Duncan Jones’ Moon gifted Sam Rockwell with the rare privilege of a one-character show, that character being a lunar miner named Sam Bell. Bell’s three-year gig harvesting Helium-3, earth’s primary source of energy, is drawing to a close. An on the bum satellite has deprived him of live earthly transmissions, literally placing his life on tape delay. The isolation begins to take a devastating toll, starting with a rapid decline in his health. Then a near-fatal accident places him in touch with his doppelganger, a younger, angrier version of himself. David Cronenberg’s Dead Ringers set the bar for split screen technology and Moon came awfully close to raising it. Watching Sam play ping pong with his clone is techno-geek nirvana. The characters’ movements and the whizzing white ball are timed and matched to perfection. At one point, Right Side Sam decides to take his frustration out on the table, pushing it at his opposing self.

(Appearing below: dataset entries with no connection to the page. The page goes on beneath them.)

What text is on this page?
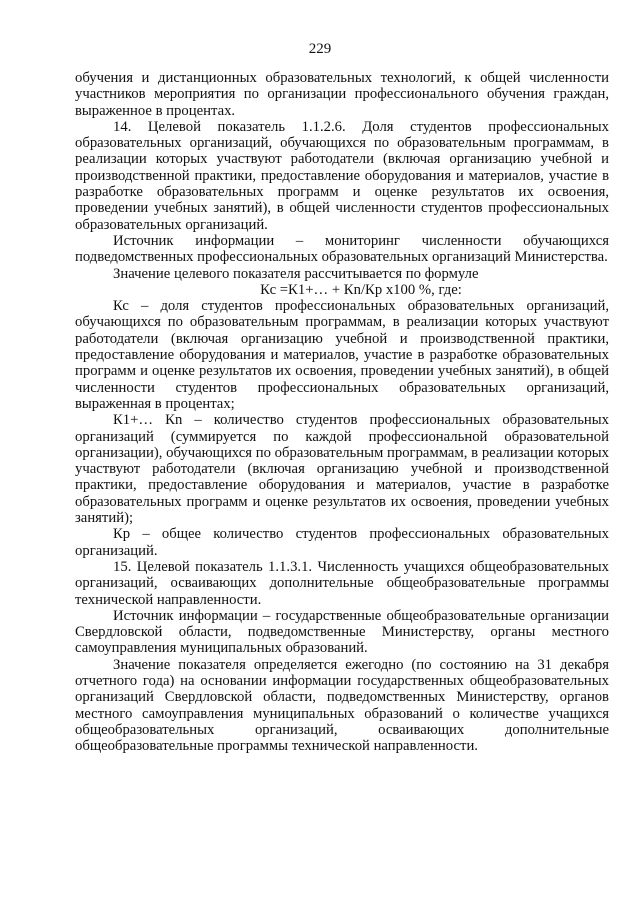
229

обучения и дистанционных образовательных технологий, к общей численности участников мероприятия по организации профессионального обучения граждан, выраженное в процентах.

14. Целевой показатель 1.1.2.6. Доля студентов профессиональных образовательных организаций, обучающихся по образовательным программам, в реализации которых участвуют работодатели (включая организацию учебной и производственной практики, предоставление оборудования и материалов, участие в разработке образовательных программ и оценке результатов их освоения, проведении учебных занятий), в общей численности студентов профессиональных образовательных организаций.

Источник информации – мониторинг численности обучающихся подведомственных профессиональных образовательных организаций Министерства.

Значение целевого показателя рассчитывается по формуле

Кс =К1+… + Кn/Кр х100 %, где:

Кс – доля студентов профессиональных образовательных организаций, обучающихся по образовательным программам, в реализации которых участвуют работодатели (включая организацию учебной и производственной практики, предоставление оборудования и материалов, участие в разработке образовательных программ и оценке результатов их освоения, проведении учебных занятий), в общей численности студентов профессиональных образовательных организаций, выраженная в процентах;

К1+… Кn – количество студентов профессиональных образовательных организаций (суммируется по каждой профессиональной образовательной организации), обучающихся по образовательным программам, в реализации которых участвуют работодатели (включая организацию учебной и производственной практики, предоставление оборудования и материалов, участие в разработке образовательных программ и оценке результатов их освоения, проведении учебных занятий);

Кр – общее количество студентов профессиональных образовательных организаций.

15. Целевой показатель 1.1.3.1. Численность учащихся общеобразовательных организаций, осваивающих дополнительные общеобразовательные программы технической направленности.

Источник информации – государственные общеобразовательные организации Свердловской области, подведомственные Министерству, органы местного самоуправления муниципальных образований.

Значение показателя определяется ежегодно (по состоянию на 31 декабря отчетного года) на основании информации государственных общеобразовательных организаций Свердловской области, подведомственных Министерству, органов местного самоуправления муниципальных образований о количестве учащихся общеобразовательных организаций, осваивающих дополнительные общеобразовательные программы технической направленности.
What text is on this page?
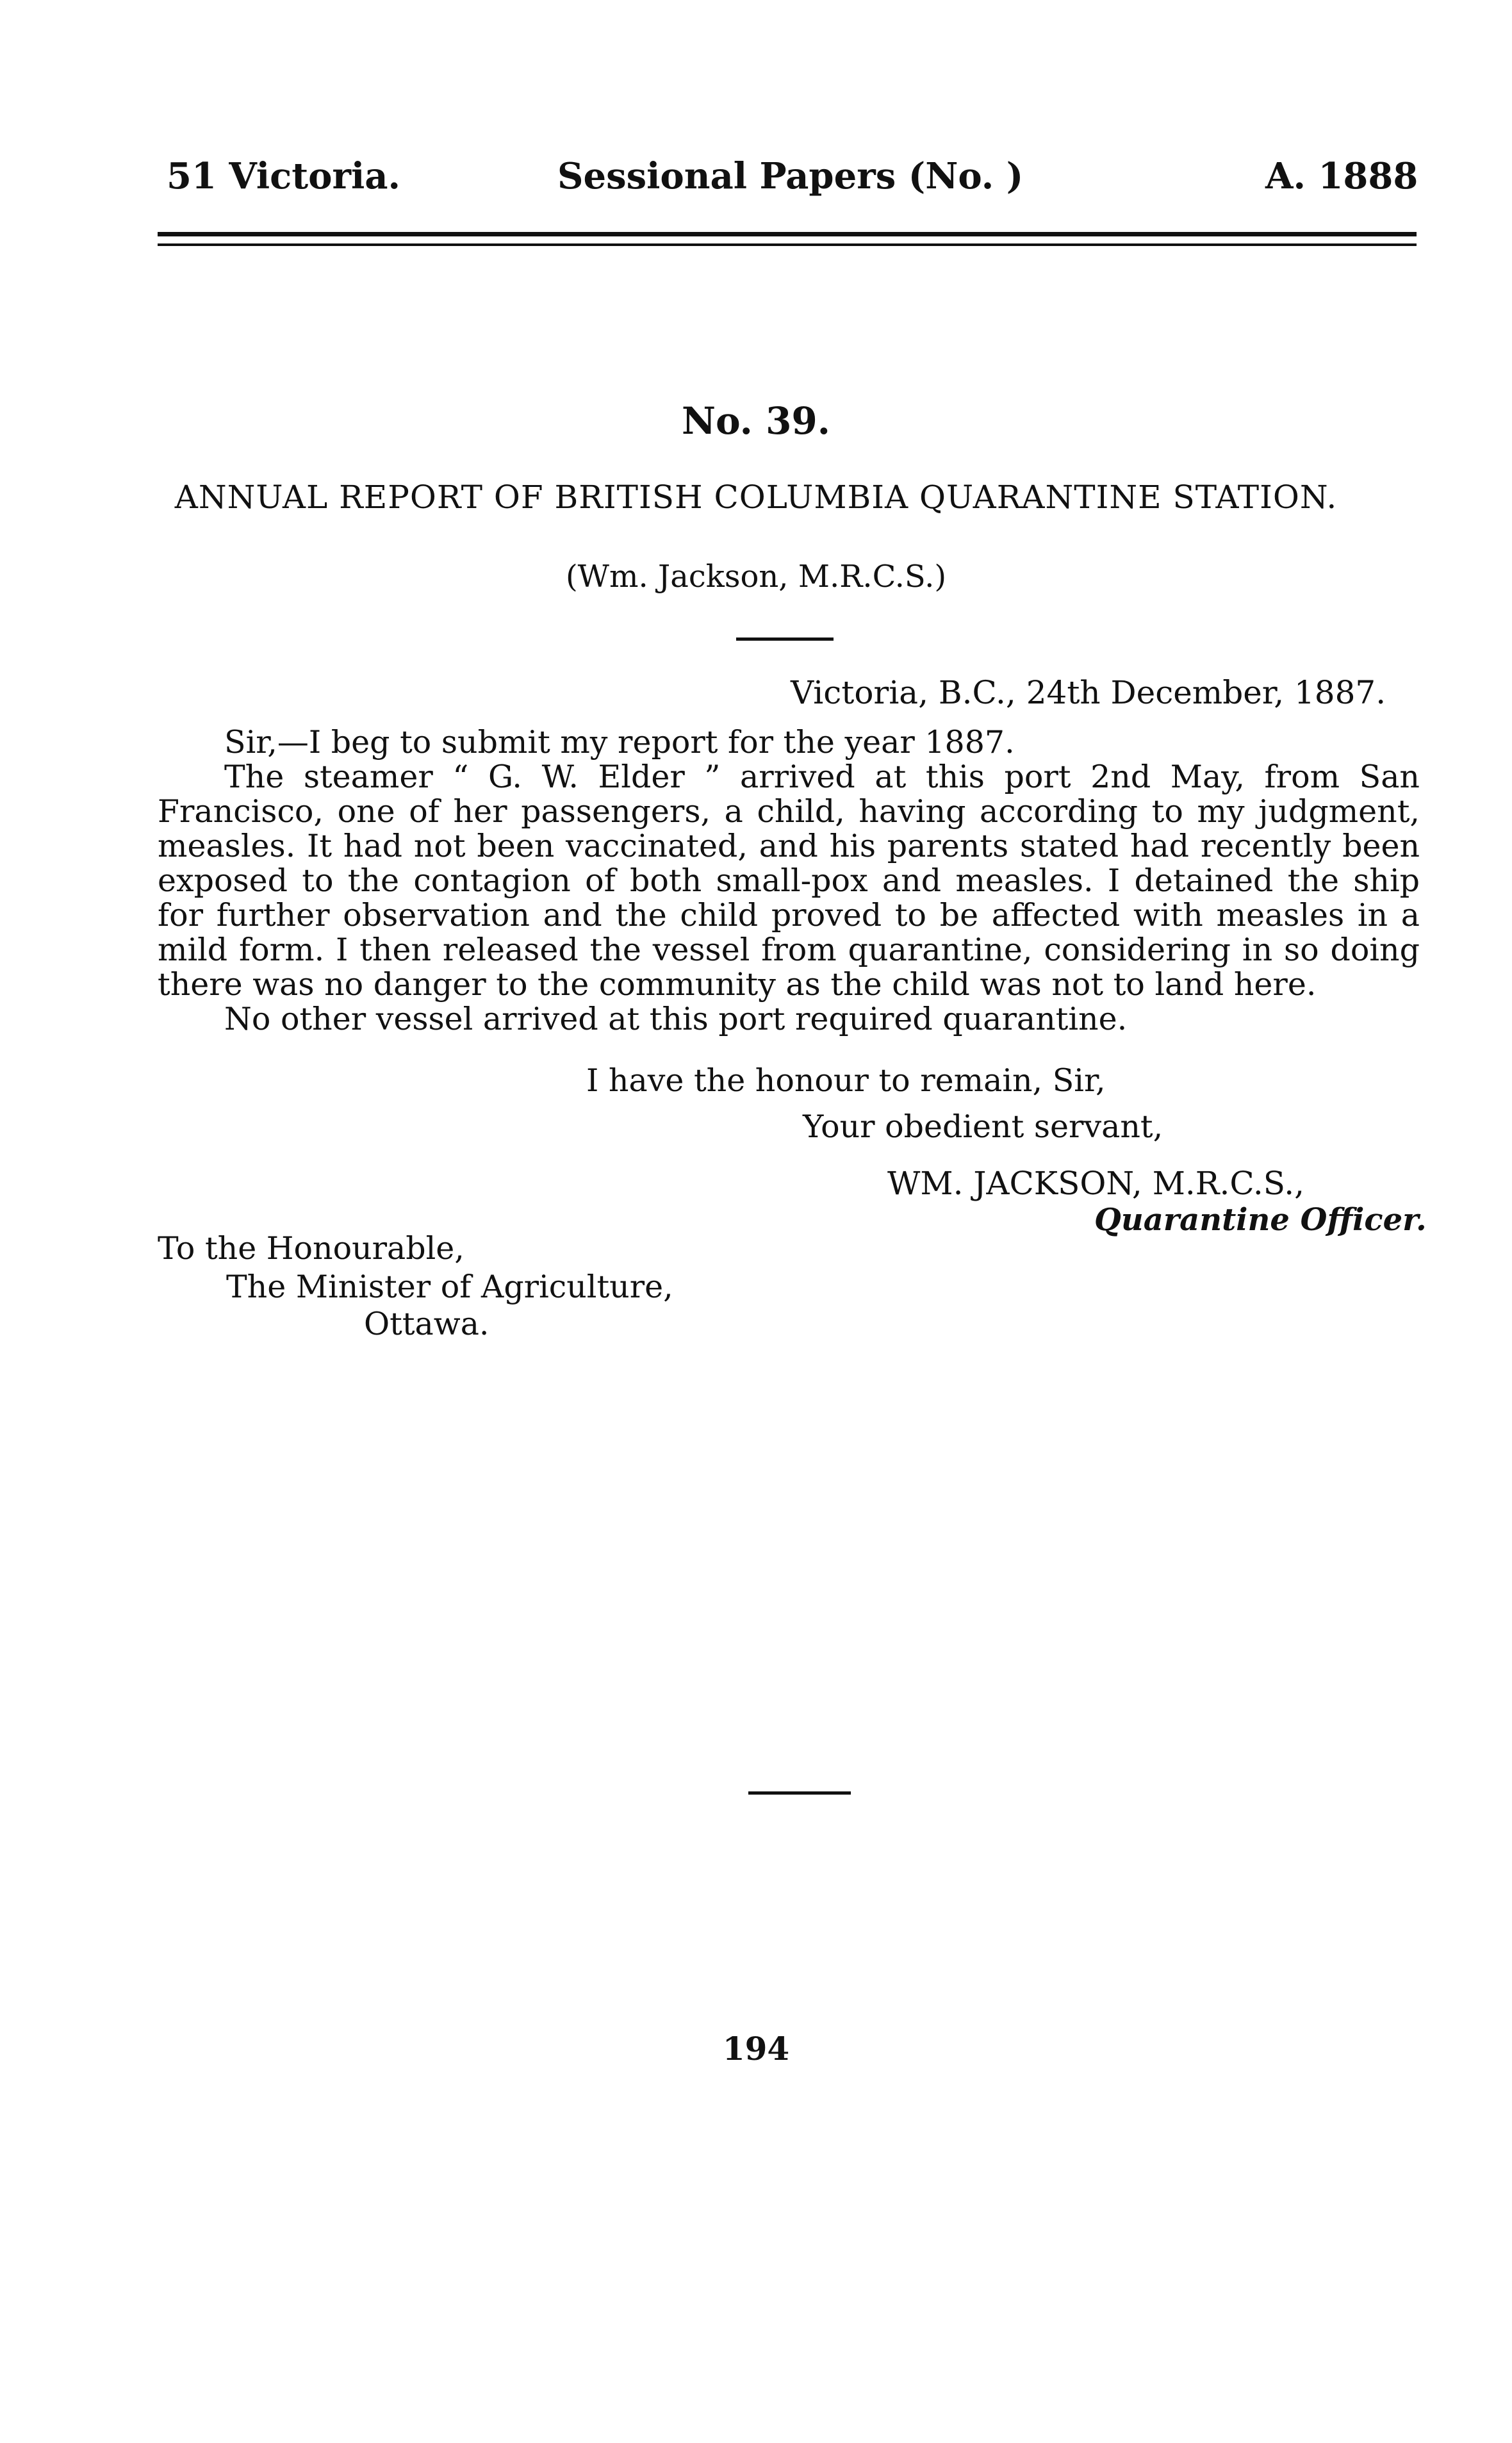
51 Victoria.	Sessional Papers (No. )	A. 1888
No. 39.
ANNUAL REPORT OF BRITISH COLUMBIA QUARANTINE STATION.
(Wm. Jackson, M.R.C.S.)
Victoria, B.C., 24th December, 1887.
Sir,—I beg to submit my report for the year 1887.
The steamer “ G. W. Elder ” arrived at this port 2nd May, from San Francisco, one of her passengers, a child, having according to my judgment, measles. It had not been vaccinated, and his parents stated had recently been exposed to the contagion of both small-pox and measles. I detained the ship for further observation and the child proved to be affected with measles in a mild form. I then released the vessel from quarantine, considering in so doing there was no danger to the community as the child was not to land here.
No other vessel arrived at this port required quarantine.
I have the honour to remain, Sir,
Your obedient servant,
WM. JACKSON, M.R.C.S.,
Quarantine Officer.
To the Honourable,
The Minister of Agriculture,
Ottawa.
194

It’s seamless; nothing in the frame loses perspective. Since 2001: A Space Odyssey, computer and/or robot sidekicks have become genre accessories. (The chimpanzee in Robinson Crusoe on Mars has yet to be surpassed.) Kevin Spacey voices Gerty, the base’s down-to-earth computer designed to babysit Sam in a manner becoming a Hal 9000 knock off. But for a film that gracefully and intelligently integrates technology into its narrative, one touch of character business that was taken too far. Don’t you love it when you spot a purposely-but-unobtrusively-placed object in the frame? For the first two-thirds of the movie, Gerty sports a Post-It affixed to her backside that reads “Kick Me.” It’s a great throwaway gag designed for big screen observation. Even on a giant home monitor, the sticker would be hard to spot. Perhaps that’s why director Duncan Jones feels the need to finally insert a close up so enormous, people in the adjoining theater would notice it.